|A wedding to take place just beyond our hotel room's balcony!|
I'm the designated cryer of happy tears at weddings, graduations, christenings or brises. Hey, in every group, individuals have roles: leader, follower, prankster, peace-keeper, slacker, worker bee, and so on. A cryer isn't called upon often, but I'm there when needed.
Earlier this week, Hubs and I fled Houston for two days on Lake Travis. Our room had a balcony overlooking water, and when we stepped outside to admire the view, we spied the set-up for a wedding. Hooray! For me, a wedding ranks much higher, amenity-wise, than HBO and fancy toiletries. We settled into deck chairs and prepared to watch the ceremony. I did not, however, grab tissues. This was, after all, the wedding of strangers. I had no memories of the bride and groom as toddlers, sulky teenagers, or young adults with their first full-time jobs. Someone else would weep on cue.
Wouldn't you know my eyes filled long before the bride appeared. The flower girl, who'd been skipping across the lawn moments earlier, froze when it came time for her to walk the aisle. Her daddy had to carry her plus her tiny basket of rose petals. The task of scattering the petals also fell to him since his daughter had wound her arms around his neck and buried her head between his neck and shoulder.
Next, the mothers of the bride and groom walked the aisle to the tune of Simon and Garfunkel's "Bridge over Troubled Water."

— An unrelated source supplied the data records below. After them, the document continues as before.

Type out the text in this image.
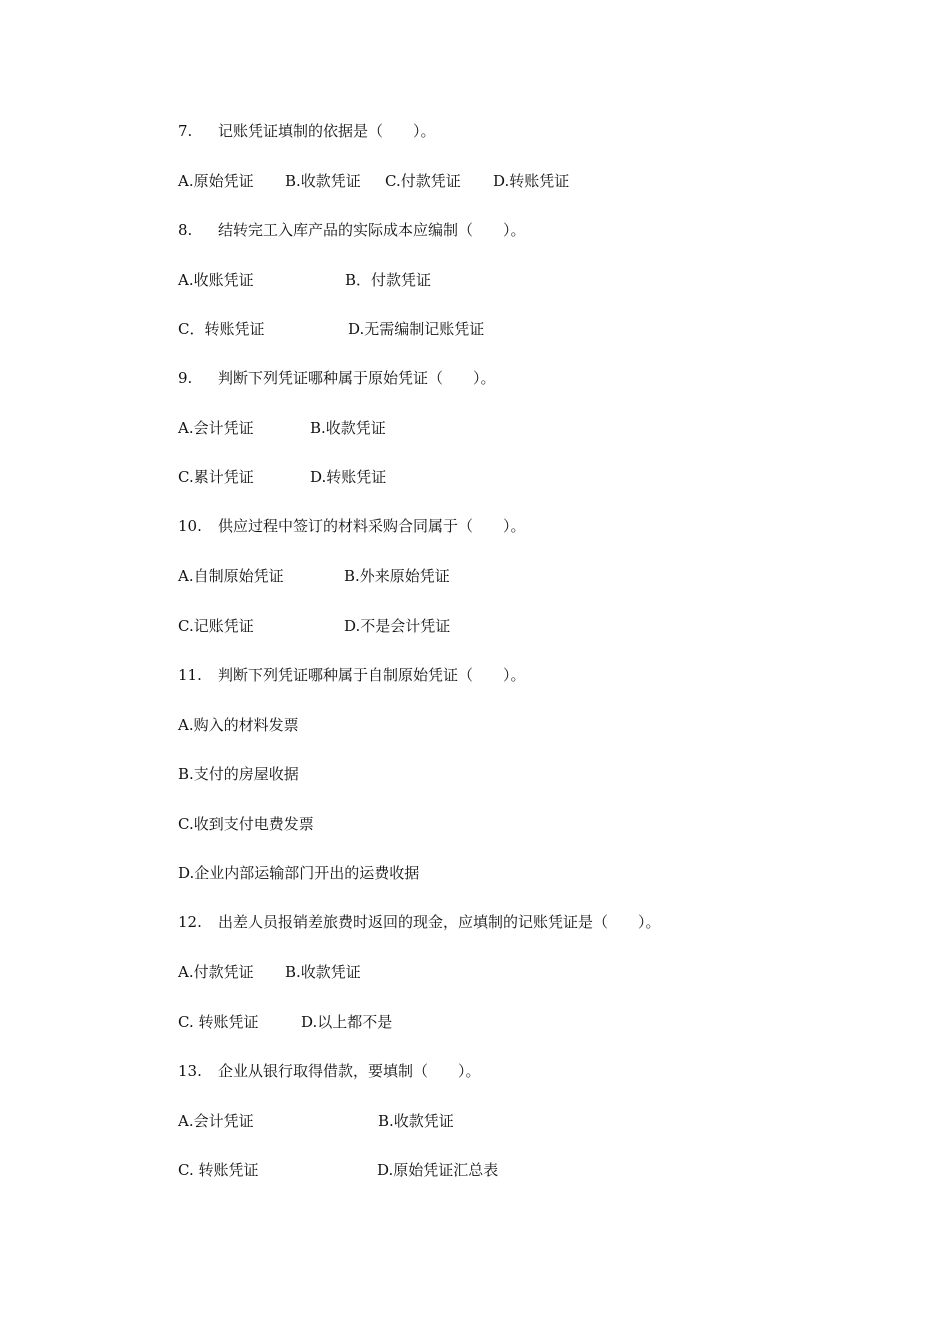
7. 记账凭证填制的依据是（　　）。
A.原始凭证 B.收款凭证 C.付款凭证 D.转账凭证
8. 结转完工入库产品的实际成本应编制（　　）。
A.收账凭证	B．付款凭证
C．转账凭证	D.无需编制记账凭证
9. 判断下列凭证哪种属于原始凭证（　　）。
A.会计凭证	B.收款凭证
C.累计凭证	D.转账凭证
10. 供应过程中签订的材料采购合同属于（　　）。
A.自制原始凭证	B.外来原始凭证
C.记账凭证	D.不是会计凭证
11. 判断下列凭证哪种属于自制原始凭证（　　）。
A.购入的材料发票
B.支付的房屋收据
C.收到支付电费发票
D.企业内部运输部门开出的运费收据
12. 出差人员报销差旅费时返回的现金，应填制的记账凭证是（　　）。
A.付款凭证 B.收款凭证
C. 转账凭证	D.以上都不是
13. 企业从银行取得借款，要填制（　　）。
A.会计凭证	B.收款凭证
C. 转账凭证	D.原始凭证汇总表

It's not a typical processional, and I couldn't remember all the lyrics, but what I recalled told me these two moms had been there, really been there, for their kids. I saluted them with tears.
"I'll take your part
When darkness comes
And pain is all around
Like a bridge over troubled water
I will lay me down."
Later in the ceremony, the moms stood beside the bride and groom. His arm looped over his mother's shoulder, and the bride held her mom's hand. I sniffled.
Throughout the ceremony, the writer in me made up stories. One of them may inspire a novel.
My take-away: 1. Weddings, no matter where, no matter whose, are magical. 2. Tears function as a canary in the coal mine--an early-warning system that indicates emotion is bubbling under the surface. As a writer, I want to tap that emotion. 3. Story ideas materialize in the most unexpected places.
Do you cry at weddings? Make up stories about strangers? Arrive early to pick up friends and family at the airport so you can watch the people milling around baggage claim?
Superlative news: Lark Howard, who started this blog and had to quit it due to her day-job responsibilities and evening writing schedule, made the finals of the Golden Heart, Romance Writers of America's prestigious contest for unpublished writers. Yay, Lark!